Ia menjelaskan, jika pada 2025 pembayaran THR dilakukan paling lambat H-7 Lebaran, maka tahun ini jadwalnya lebih cepat. Percepatan tersebut mengacu pada ketentuan Kementerian Ketenagakerjaan Republik Indonesia melalui Peraturan Menteri Ketenagakerjaan Nomor 6 Tahun 2016.
Jamal mengingatkan seluruh perusahaan di Pekanbaru agar mematuhi aturan tersebut dan tidak menunda kewajiban kepada pekerja. Menurutnya, THR merupakan hak karyawan yang harus dipenuhi tepat waktu menjelang Hari Raya Idul Fitri.

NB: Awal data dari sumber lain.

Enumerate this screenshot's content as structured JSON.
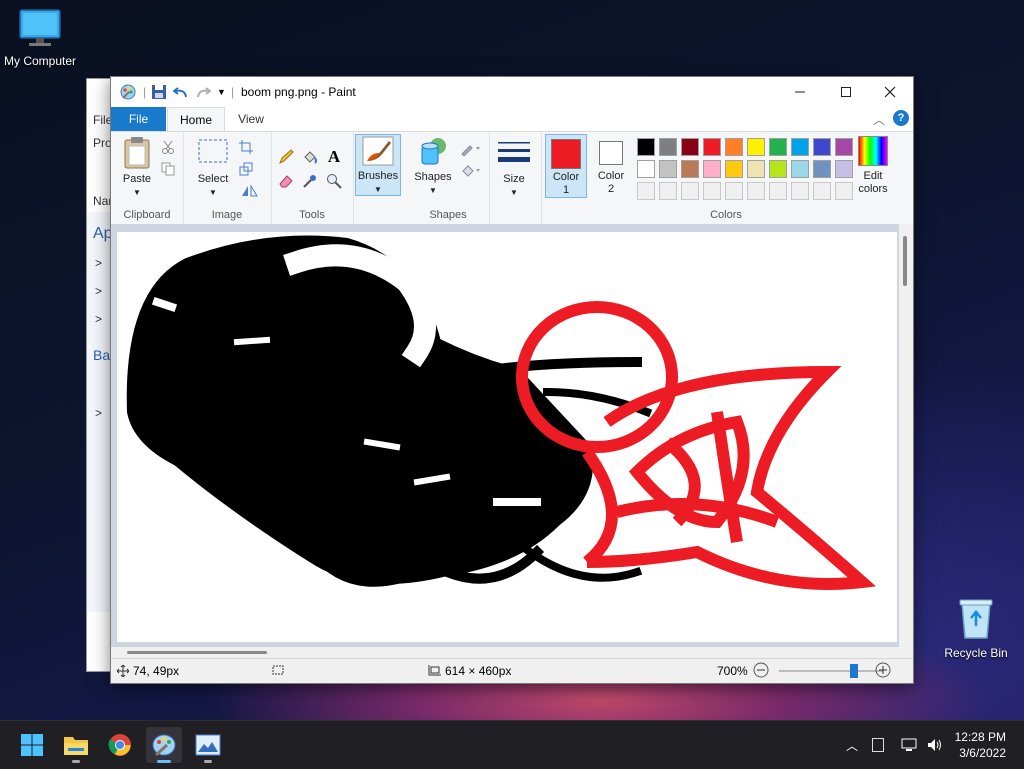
{
  "desktop": {
    "computer_label": "My Computer",
    "recycle_label": "Recycle Bin"
  },
  "bg_window": {
    "lines": [
      "File",
      "Pro",
      "Nan",
      "Ap",
      ">",
      ">",
      ">",
      "Ba",
      ">"
    ]
  },
  "paint": {
    "title": "boom png.png - Paint",
    "tabs": {
      "file": "File",
      "home": "Home",
      "view": "View"
    },
    "groups": {
      "clipboard": "Clipboard",
      "image": "Image",
      "tools": "Tools",
      "shapes": "Shapes",
      "colors": "Colors"
    },
    "buttons": {
      "paste": "Paste",
      "select": "Select",
      "brushes": "Brushes",
      "shapes": "Shapes",
      "size": "Size",
      "color1": "Color",
      "color1_num": "1",
      "color2": "Color",
      "color2_num": "2",
      "edit_colors_1": "Edit",
      "edit_colors_2": "colors"
    },
    "colors": {
      "color1": "#ed1c24",
      "color2": "#ffffff",
      "row1": [
        "#000000",
        "#7f7f7f",
        "#880015",
        "#ed1c24",
        "#ff7f27",
        "#fff200",
        "#22b14c",
        "#00a2e8",
        "#3f48cc",
        "#a349a4"
      ],
      "row2": [
        "#ffffff",
        "#c3c3c3",
        "#b97a57",
        "#ffaec9",
        "#ffc90e",
        "#efe4b0",
        "#b5e61d",
        "#99d9ea",
        "#7092be",
        "#c8bfe7"
      ],
      "row3": [
        "#f0f0f0",
        "#f0f0f0",
        "#f0f0f0",
        "#f0f0f0",
        "#f0f0f0",
        "#f0f0f0",
        "#f0f0f0",
        "#f0f0f0",
        "#f0f0f0",
        "#f0f0f0"
      ]
    },
    "status": {
      "cursor_pos": "74, 49px",
      "image_size": "614 × 460px",
      "zoom": "700%",
      "zoom_level": 0.72
    }
  },
  "taskbar": {
    "time": "12:28 PM",
    "date": "3/6/2022"
  }
}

Berkaca dari tahun sebelumnya, Disnaker masih menerima sejumlah laporan terkait perusahaan yang belum membayar THR sesuai jadwal.
“Setiap laporan yang masuk langsung ditindaklanjuti dengan memanggil pihak perusahaan untuk memastikan kewajiban tersebut dipenuhi,” katanya.
Ia memastikan, meski sempat terjadi keterlambatan, seluruh perusahaan akhirnya tetap membayarkan THR sebelum Idul Fitri.
“Setelah kami hubungi perusahaannya, ternyata hanya masalah keterlambatan pembayaran saja,” ujarnya.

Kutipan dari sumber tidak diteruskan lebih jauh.